Prime Minister Hun Sen has ordered a ban on selling alcohol at bars and restaurants over the national election weekend later this month.

In a statement signed Thurs­day and received Monday, Hun Sen said the measure will be in operation for 48 hours beginning at midnight July 26 until 11:59 pm on election day, July 27.

“Cambodian and foreign citizens here must cooperate with the government,” Hun Sen warned.

The teetotal measure is being instituted to ensure the vote proceeds in a non-violent fashion, without intimidation, threats and other incidents associated with excessive alcohol consumption, Hun Sen wrote.

“Military police, police and local authorities at all levels must educate all people to implement this directive to suspend the selling or drinking of alcohol with the aim of…having an environment for the election that is free, fair and non-violent,” he added.

Phnom Penh Governor Kep Chuktema said he met with city officials Monday to inform them about the alcohol ban and said officials would implement it

“Cambodians will respect it and foreigners living here must res­pect it too,” Kep Chuktema said.

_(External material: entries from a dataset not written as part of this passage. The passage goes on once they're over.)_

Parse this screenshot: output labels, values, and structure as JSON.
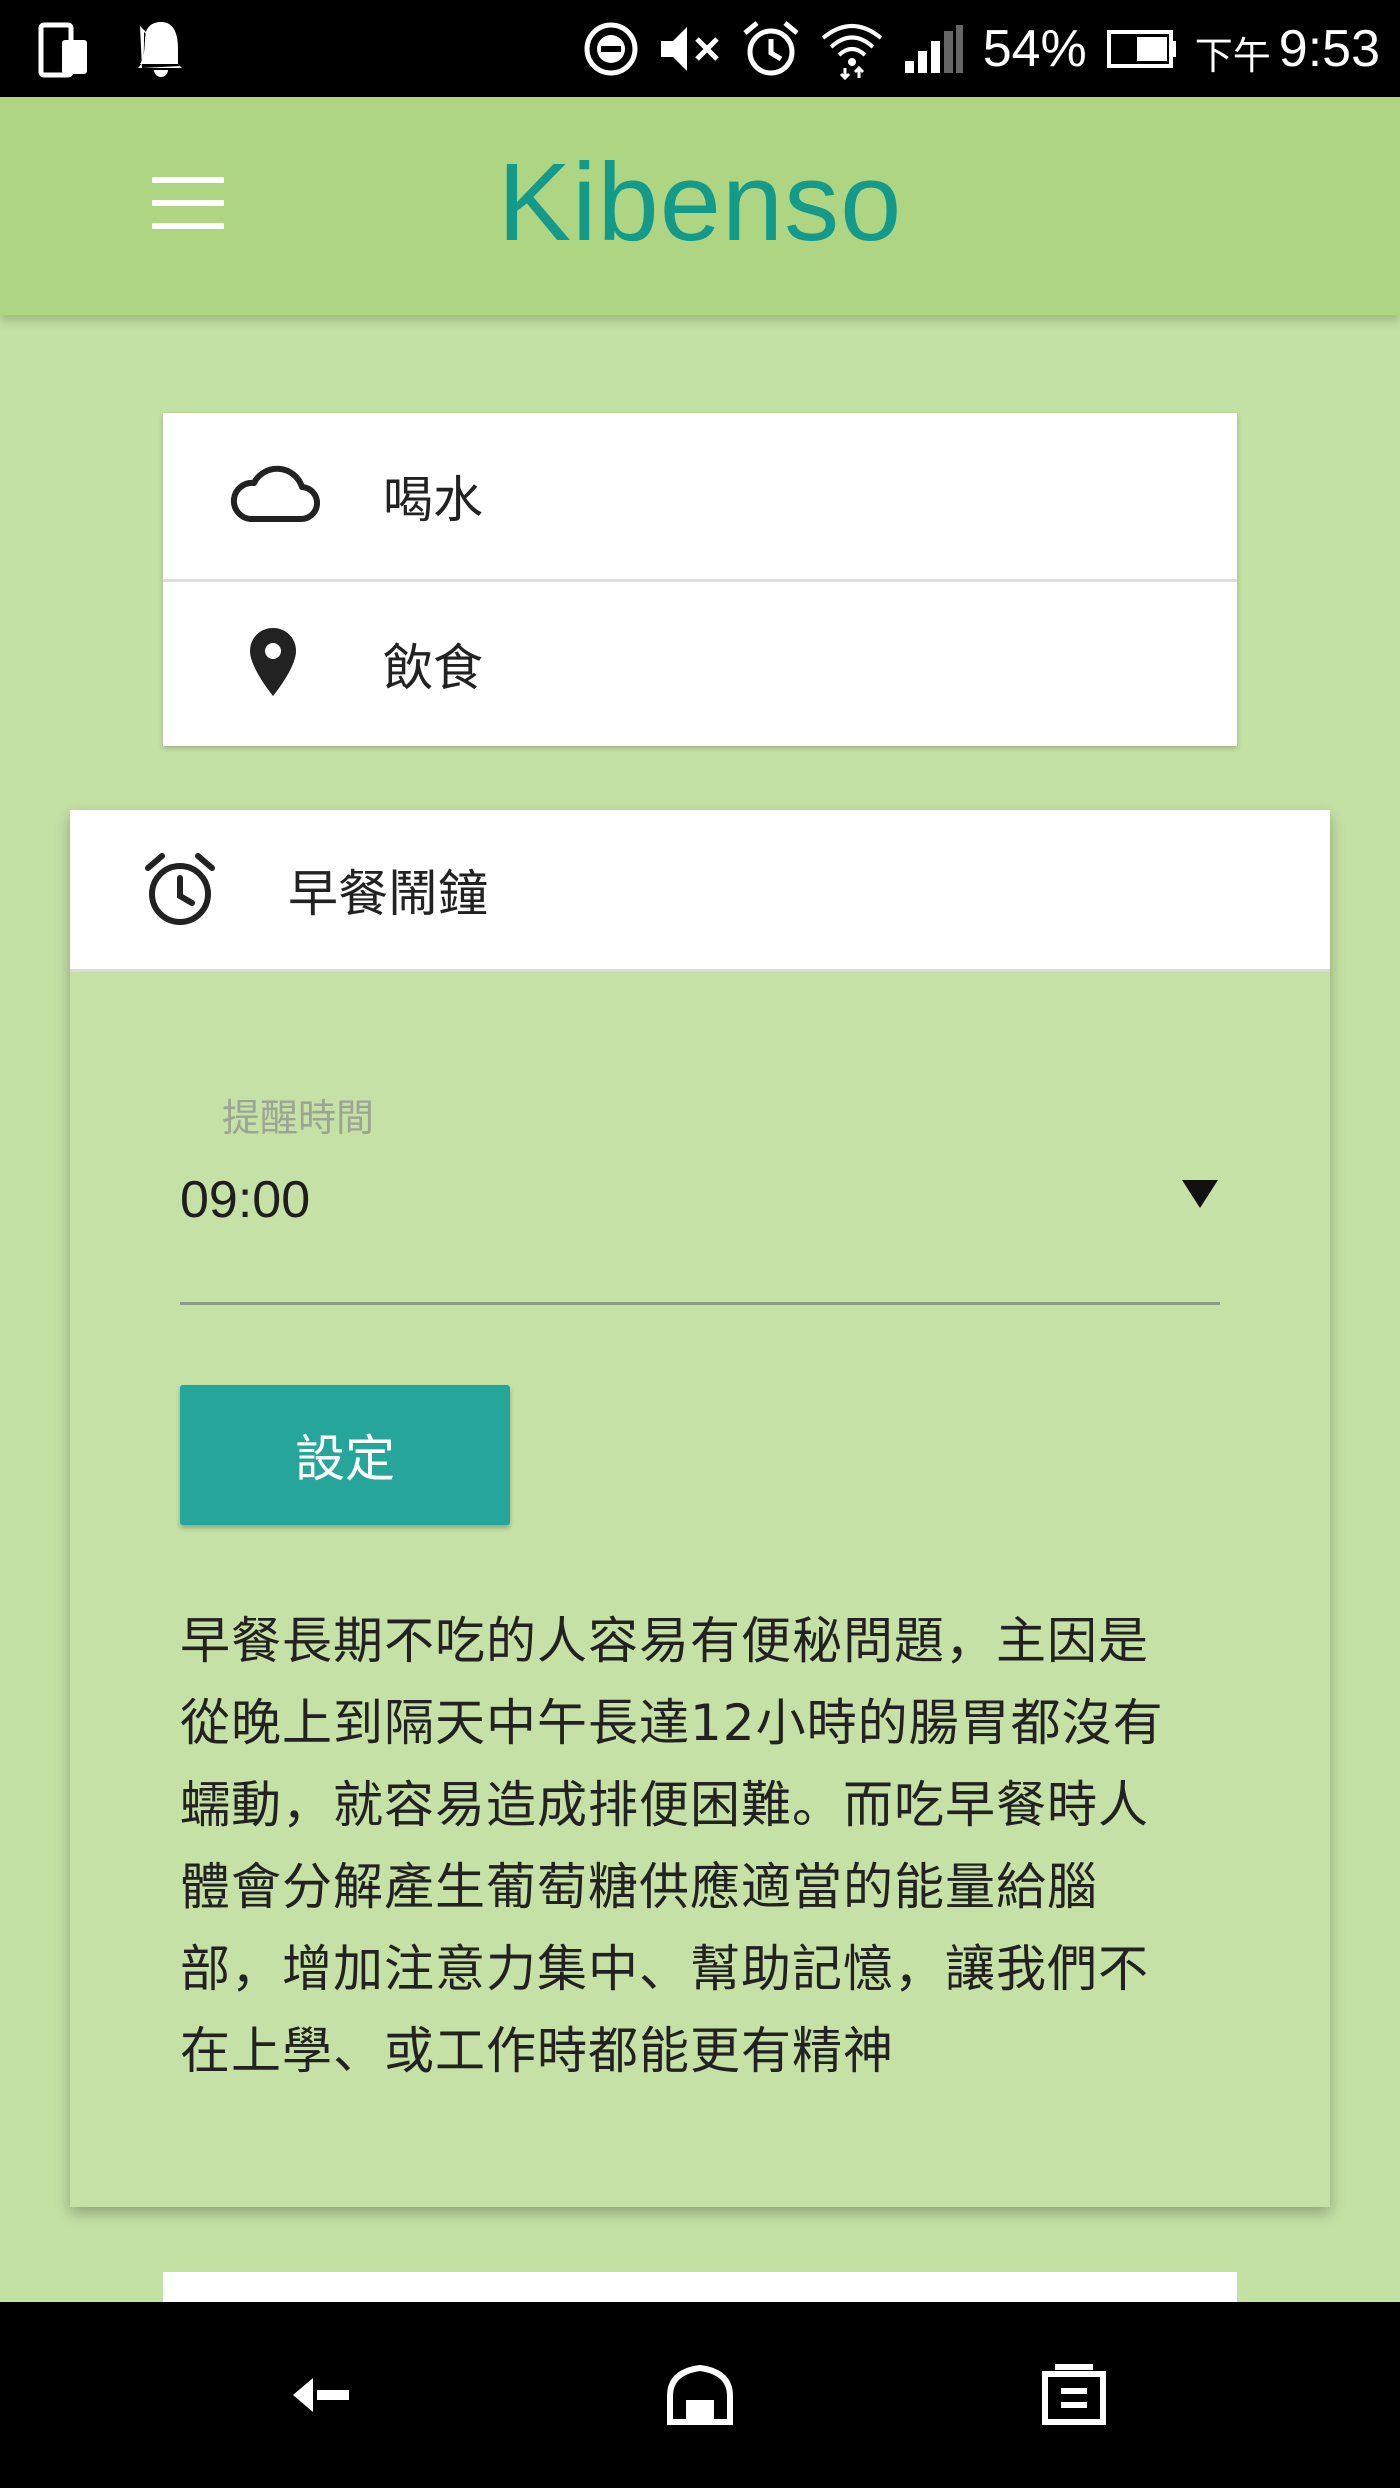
{
  "status_bar": {
    "battery_percent": "54%",
    "time_prefix": "下午",
    "time": "9:53"
  },
  "app_bar": {
    "title": "Kibenso",
    "menu_icon": "hamburger-menu-icon"
  },
  "nav_items": [
    {
      "label": "喝水",
      "icon": "cloud-icon"
    },
    {
      "label": "飲食",
      "icon": "location-pin-icon"
    }
  ],
  "alarm_card": {
    "title": "早餐鬧鐘",
    "icon": "alarm-clock-icon",
    "field_label": "提醒時間",
    "time_value": "09:00",
    "button_label": "設定",
    "description_lines": [
      "早餐長期不吃的人容易有便秘問題，主因是",
      "從晚上到隔天中午長達12小時的腸胃都沒有",
      "蠕動，就容易造成排便困難。而吃早餐時人",
      "體會分解產生葡萄糖供應適當的能量給腦",
      "部，增加注意力集中、幫助記憶，讓我們不",
      "在上學、或工作時都能更有精神"
    ]
  },
  "colors": {
    "app_bar": "#aed581",
    "background": "#c4e1a4",
    "title": "#139a8a",
    "button": "#26a69a"
  }
}
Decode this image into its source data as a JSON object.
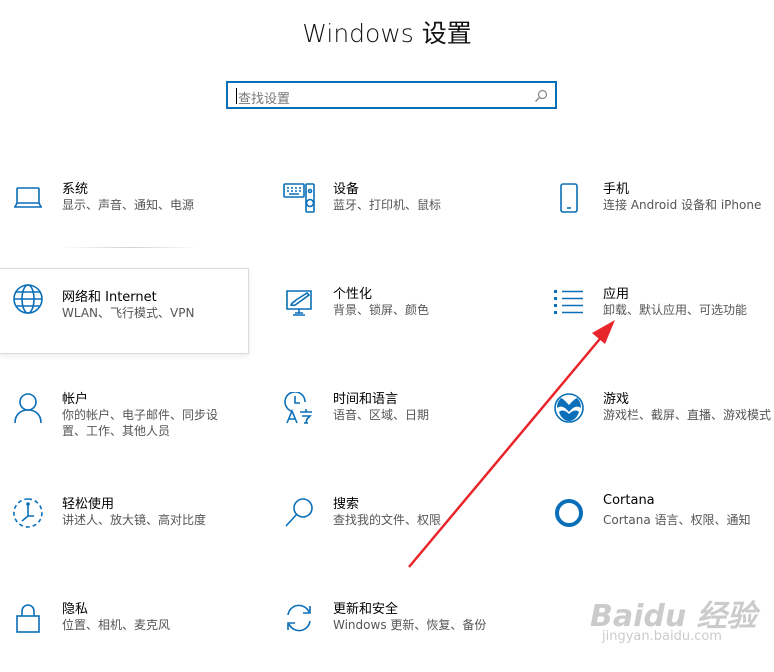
{
  "window": {
    "title": "Windows 设置"
  },
  "search": {
    "placeholder": "查找设置"
  },
  "tiles": [
    {
      "name": "系统",
      "desc": "显示、声音、通知、电源",
      "icon": "laptop-icon"
    },
    {
      "name": "设备",
      "desc": "蓝牙、打印机、鼠标",
      "icon": "keyboard-speaker-icon"
    },
    {
      "name": "手机",
      "desc": "连接 Android 设备和 iPhone",
      "icon": "phone-icon"
    },
    {
      "name": "网络和 Internet",
      "desc": "WLAN、飞行模式、VPN",
      "icon": "globe-icon"
    },
    {
      "name": "个性化",
      "desc": "背景、锁屏、颜色",
      "icon": "paintbrush-icon"
    },
    {
      "name": "应用",
      "desc": "卸载、默认应用、可选功能",
      "icon": "app-list-icon"
    },
    {
      "name": "帐户",
      "desc": "你的帐户、电子邮件、同步设置、工作、其他人员",
      "icon": "person-icon"
    },
    {
      "name": "时间和语言",
      "desc": "语音、区域、日期",
      "icon": "clock-language-icon"
    },
    {
      "name": "游戏",
      "desc": "游戏栏、截屏、直播、游戏模式",
      "icon": "xbox-icon"
    },
    {
      "name": "轻松使用",
      "desc": "讲述人、放大镜、高对比度",
      "icon": "ease-of-access-icon"
    },
    {
      "name": "搜索",
      "desc": "查找我的文件、权限",
      "icon": "magnifier-icon"
    },
    {
      "name": "Cortana",
      "desc": "Cortana 语言、权限、通知",
      "icon": "cortana-circle-icon"
    },
    {
      "name": "隐私",
      "desc": "位置、相机、麦克风",
      "icon": "lock-icon"
    },
    {
      "name": "更新和安全",
      "desc": "Windows 更新、恢复、备份",
      "icon": "refresh-icon"
    }
  ],
  "watermark": {
    "main": "Baidu 经验",
    "sub": "jingyan.baidu.com"
  },
  "colors": {
    "accent": "#0a6fb8",
    "annotation_arrow": "#e8252b"
  }
}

However, NEC Secretary-Gen­eral Tep Nytha said that those who did not obey the directive would not be prosecuted.

“This is an ethical social participation,” he said Monday.

A number of bar owners in Phnom Penh interviewed Mon­day said their earnings would be badly hit as a result of the ban, but they would obey the order nonetheless.

So Ma, an accountant at Metro cafe in Phnom Penh, said she understood the reasoning of the government.

“From a law and order perspective, it is a good idea as this is an important event for the people, but if we had a choice from a business point of view, of course we would serve alcohol as usual,” she said Monday.

Benjamin Le Grand, food and drink manager at the FCC restaurant in Phnom Penh, said he had heard nothing officially about the new measure, but estimated revenue would be reduced by be­tween $2,000 to $4,000 as a result of the ban.

“It is the first time I have heard of something like this in Cambo­dia,” he said. “I don’t think it is a good idea. An election should be a happy occasion, so why should people not be able to have a drink if they wish?”

Le Grand said that unless management received official notification of the order, business would proceed normally on that weekend.

“It will not be implemented simply because we read about it in the newspapers,” he added.

Sarath Khun of the Riverhouse Lounge on the riverfront said he had also received no official notification about the ban.

“We will lose a lot of money, but we will respect the law,” he said. “But there was no problem when we opened during the last election.”

Puthea Hang, director of the Neutral and Impartial Committee for Free Elections in Cambodia, said the directive was a good idea.

“A lot of violent incidents are provoked by alcohol,” he said.